We come now to the Sultans of Somnolence, the champion sleepers of the mammal kingdom. I am tempted to give the award, with no further research necessary, to my own pet ferret, Rosie. Rosie not only sleeps more than ninety percent of her life, she has developed sleep into an art form. She can sleep in any position, from pretzel like contortions that make it impossible to discern how the body parts connect, to stretched out like a bear rug. She can sleep just about anywhere, including my head (I have a picture of this if you want proof)! Furthermore, she seems to never tire of finding new places around the home to sleep, which means precautions must be taken before throwing anything away. In general, though, although ferrets certainly rank in the higher echelons of sleepdom (at sixteen to eighteen hours) they don't get the blue ribbon. That honor goes to the little brown bat. These little guys get plenty of, er, "beauty" sleep (of the "eye of the beholder" type, it seems), managing a mere two to three hours of wakefulness per cycle. They have company; koalas and armadillos are animals with low metabolisms that sleep about twenty hours out of twenty four.

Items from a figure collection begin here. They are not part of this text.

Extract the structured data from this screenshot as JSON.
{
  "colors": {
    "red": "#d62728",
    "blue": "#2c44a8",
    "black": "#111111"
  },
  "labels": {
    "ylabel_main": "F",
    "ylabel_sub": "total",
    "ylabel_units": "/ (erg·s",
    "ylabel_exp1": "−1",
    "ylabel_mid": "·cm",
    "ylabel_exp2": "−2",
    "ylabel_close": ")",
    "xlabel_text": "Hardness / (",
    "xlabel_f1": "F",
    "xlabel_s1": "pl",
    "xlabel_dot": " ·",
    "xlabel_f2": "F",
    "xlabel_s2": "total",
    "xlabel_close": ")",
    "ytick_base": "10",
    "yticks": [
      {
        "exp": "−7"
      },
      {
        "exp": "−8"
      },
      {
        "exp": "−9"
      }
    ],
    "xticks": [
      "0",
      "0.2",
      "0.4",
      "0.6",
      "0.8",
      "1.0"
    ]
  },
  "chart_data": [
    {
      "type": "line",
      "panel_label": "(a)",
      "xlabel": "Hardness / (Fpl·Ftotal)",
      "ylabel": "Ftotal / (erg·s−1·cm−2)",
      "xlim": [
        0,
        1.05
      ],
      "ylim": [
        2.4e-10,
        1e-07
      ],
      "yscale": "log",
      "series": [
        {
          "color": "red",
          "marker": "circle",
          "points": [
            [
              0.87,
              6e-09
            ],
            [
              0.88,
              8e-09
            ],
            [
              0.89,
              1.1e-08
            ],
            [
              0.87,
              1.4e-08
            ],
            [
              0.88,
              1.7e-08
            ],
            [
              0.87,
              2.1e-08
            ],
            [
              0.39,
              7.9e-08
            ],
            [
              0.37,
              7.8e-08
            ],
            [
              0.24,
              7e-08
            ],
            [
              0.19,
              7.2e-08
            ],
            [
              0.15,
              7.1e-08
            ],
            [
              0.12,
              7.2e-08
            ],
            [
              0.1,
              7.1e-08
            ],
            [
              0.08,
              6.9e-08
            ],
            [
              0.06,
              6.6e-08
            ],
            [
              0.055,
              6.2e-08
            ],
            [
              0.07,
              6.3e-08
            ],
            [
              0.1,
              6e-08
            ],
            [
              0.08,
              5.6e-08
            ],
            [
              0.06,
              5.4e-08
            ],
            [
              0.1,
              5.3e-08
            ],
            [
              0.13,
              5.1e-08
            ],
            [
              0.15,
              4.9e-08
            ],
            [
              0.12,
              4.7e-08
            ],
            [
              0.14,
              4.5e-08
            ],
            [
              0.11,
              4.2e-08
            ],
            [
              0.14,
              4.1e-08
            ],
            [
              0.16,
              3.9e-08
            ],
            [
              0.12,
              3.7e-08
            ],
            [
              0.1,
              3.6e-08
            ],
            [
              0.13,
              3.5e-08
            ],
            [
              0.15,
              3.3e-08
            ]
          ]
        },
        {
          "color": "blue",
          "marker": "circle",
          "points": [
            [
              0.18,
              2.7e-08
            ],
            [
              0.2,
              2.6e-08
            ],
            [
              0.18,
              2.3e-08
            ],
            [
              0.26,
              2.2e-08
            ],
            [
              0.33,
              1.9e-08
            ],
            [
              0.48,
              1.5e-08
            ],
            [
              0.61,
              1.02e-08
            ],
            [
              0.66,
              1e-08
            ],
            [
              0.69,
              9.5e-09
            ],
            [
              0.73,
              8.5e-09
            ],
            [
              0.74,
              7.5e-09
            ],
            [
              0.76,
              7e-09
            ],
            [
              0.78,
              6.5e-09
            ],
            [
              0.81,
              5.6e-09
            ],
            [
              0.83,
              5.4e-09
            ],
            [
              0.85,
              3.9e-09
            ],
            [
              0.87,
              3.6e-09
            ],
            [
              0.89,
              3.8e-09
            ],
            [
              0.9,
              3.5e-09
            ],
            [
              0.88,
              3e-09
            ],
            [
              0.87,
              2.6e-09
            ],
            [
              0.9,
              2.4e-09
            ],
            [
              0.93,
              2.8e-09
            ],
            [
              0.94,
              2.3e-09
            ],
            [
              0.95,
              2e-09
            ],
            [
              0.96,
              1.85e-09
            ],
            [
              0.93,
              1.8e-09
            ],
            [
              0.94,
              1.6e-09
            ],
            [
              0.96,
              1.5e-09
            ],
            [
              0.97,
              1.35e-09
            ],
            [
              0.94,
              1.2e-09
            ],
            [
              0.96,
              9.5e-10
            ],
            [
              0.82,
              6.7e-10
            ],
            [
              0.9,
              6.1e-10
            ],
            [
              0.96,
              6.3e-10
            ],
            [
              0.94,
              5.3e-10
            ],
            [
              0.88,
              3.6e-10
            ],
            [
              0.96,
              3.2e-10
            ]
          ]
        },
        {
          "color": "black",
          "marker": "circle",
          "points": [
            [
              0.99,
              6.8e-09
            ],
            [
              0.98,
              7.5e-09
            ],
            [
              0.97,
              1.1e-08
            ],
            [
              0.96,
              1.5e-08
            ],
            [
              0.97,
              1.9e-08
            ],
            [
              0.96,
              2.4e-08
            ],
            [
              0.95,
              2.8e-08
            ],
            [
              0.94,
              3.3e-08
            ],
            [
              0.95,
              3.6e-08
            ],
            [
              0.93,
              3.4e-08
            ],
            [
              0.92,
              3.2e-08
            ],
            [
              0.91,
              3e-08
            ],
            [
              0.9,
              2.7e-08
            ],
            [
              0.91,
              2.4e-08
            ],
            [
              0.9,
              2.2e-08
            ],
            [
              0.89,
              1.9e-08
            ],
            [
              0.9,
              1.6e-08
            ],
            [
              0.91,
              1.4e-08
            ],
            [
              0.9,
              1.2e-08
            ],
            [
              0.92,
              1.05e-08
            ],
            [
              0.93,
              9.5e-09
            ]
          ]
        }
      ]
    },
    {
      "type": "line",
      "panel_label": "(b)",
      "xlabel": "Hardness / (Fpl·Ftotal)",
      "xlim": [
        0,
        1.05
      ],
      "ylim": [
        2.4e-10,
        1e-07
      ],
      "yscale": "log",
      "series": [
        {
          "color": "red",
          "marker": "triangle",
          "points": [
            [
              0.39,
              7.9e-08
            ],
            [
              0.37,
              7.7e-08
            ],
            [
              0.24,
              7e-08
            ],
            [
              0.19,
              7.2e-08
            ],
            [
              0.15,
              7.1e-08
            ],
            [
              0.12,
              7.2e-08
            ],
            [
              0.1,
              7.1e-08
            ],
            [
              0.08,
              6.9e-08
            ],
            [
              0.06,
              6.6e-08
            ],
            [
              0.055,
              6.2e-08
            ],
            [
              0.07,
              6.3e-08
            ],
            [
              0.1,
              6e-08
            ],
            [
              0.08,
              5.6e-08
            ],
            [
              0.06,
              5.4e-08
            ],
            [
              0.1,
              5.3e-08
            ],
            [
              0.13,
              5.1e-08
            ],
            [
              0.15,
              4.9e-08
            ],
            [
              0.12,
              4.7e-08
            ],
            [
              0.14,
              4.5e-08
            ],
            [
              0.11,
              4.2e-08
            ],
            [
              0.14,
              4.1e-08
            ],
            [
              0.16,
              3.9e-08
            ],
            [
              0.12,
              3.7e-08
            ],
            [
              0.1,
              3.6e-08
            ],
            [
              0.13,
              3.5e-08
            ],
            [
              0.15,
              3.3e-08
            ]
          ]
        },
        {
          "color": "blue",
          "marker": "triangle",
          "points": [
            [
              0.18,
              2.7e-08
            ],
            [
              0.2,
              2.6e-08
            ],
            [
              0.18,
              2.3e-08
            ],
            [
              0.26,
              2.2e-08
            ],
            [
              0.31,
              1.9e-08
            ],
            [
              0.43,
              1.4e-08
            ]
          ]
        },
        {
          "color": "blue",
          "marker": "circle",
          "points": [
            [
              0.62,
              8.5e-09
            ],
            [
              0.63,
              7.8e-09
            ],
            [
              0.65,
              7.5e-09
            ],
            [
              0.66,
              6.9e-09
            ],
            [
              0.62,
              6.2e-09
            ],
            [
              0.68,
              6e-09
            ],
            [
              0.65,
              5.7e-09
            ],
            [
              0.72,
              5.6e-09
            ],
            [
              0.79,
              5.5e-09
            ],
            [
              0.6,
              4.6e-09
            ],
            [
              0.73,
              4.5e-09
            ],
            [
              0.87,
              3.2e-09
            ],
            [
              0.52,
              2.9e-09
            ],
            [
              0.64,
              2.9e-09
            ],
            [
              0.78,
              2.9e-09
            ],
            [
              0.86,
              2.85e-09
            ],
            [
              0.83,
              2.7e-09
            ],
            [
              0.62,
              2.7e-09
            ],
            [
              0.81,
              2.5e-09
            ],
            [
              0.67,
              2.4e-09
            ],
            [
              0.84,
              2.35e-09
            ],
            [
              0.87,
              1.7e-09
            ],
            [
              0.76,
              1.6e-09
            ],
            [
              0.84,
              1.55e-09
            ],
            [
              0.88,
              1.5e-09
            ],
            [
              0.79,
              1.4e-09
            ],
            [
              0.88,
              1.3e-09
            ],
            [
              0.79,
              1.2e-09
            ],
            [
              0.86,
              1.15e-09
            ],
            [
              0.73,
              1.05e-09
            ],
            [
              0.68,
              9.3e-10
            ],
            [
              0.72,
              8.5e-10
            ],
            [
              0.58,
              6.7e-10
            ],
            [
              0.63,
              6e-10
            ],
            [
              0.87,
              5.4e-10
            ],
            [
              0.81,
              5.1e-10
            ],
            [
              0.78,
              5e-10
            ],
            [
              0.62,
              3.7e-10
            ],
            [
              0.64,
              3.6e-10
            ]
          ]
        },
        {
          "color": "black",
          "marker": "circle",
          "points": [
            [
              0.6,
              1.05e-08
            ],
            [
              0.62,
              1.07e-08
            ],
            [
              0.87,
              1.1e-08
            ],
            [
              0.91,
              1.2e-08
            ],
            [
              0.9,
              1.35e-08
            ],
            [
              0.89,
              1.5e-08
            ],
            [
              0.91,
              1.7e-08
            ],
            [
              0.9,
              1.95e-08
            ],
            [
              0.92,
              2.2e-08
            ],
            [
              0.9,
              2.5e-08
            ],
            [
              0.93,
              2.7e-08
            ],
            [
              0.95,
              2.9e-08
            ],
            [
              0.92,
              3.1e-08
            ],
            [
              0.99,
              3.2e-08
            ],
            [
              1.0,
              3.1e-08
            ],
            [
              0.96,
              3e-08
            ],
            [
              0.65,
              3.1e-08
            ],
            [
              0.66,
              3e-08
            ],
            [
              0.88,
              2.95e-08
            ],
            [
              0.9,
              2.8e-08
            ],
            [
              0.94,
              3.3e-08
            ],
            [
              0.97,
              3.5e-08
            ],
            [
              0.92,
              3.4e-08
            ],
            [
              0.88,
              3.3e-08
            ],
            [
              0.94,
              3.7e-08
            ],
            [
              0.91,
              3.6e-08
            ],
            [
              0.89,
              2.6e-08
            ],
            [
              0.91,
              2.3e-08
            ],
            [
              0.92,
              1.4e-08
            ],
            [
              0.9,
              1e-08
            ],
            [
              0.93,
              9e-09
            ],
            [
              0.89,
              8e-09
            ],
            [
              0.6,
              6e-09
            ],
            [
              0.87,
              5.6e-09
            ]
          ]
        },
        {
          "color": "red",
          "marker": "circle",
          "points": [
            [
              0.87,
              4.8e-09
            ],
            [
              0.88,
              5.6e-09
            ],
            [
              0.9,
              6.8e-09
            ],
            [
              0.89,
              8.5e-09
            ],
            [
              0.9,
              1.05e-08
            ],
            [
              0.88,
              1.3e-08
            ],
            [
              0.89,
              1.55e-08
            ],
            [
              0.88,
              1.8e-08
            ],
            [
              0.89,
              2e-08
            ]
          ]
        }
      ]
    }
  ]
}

So there you have it. On a mammalian scale, we humans and our roughly eight hours end up pretty much smack dab in the middle. We share the world with creatures who make do on far less, and others who couldn't imagine life without at least twice as much. So if you worry that you're sleeping your life away, remember the lions and bears, kings of their realms, mostly dozing. And if you're frazzled from too few hours in bed, remember the stately giraffe, ever alert, ever watchful, going through life with eyes wide open.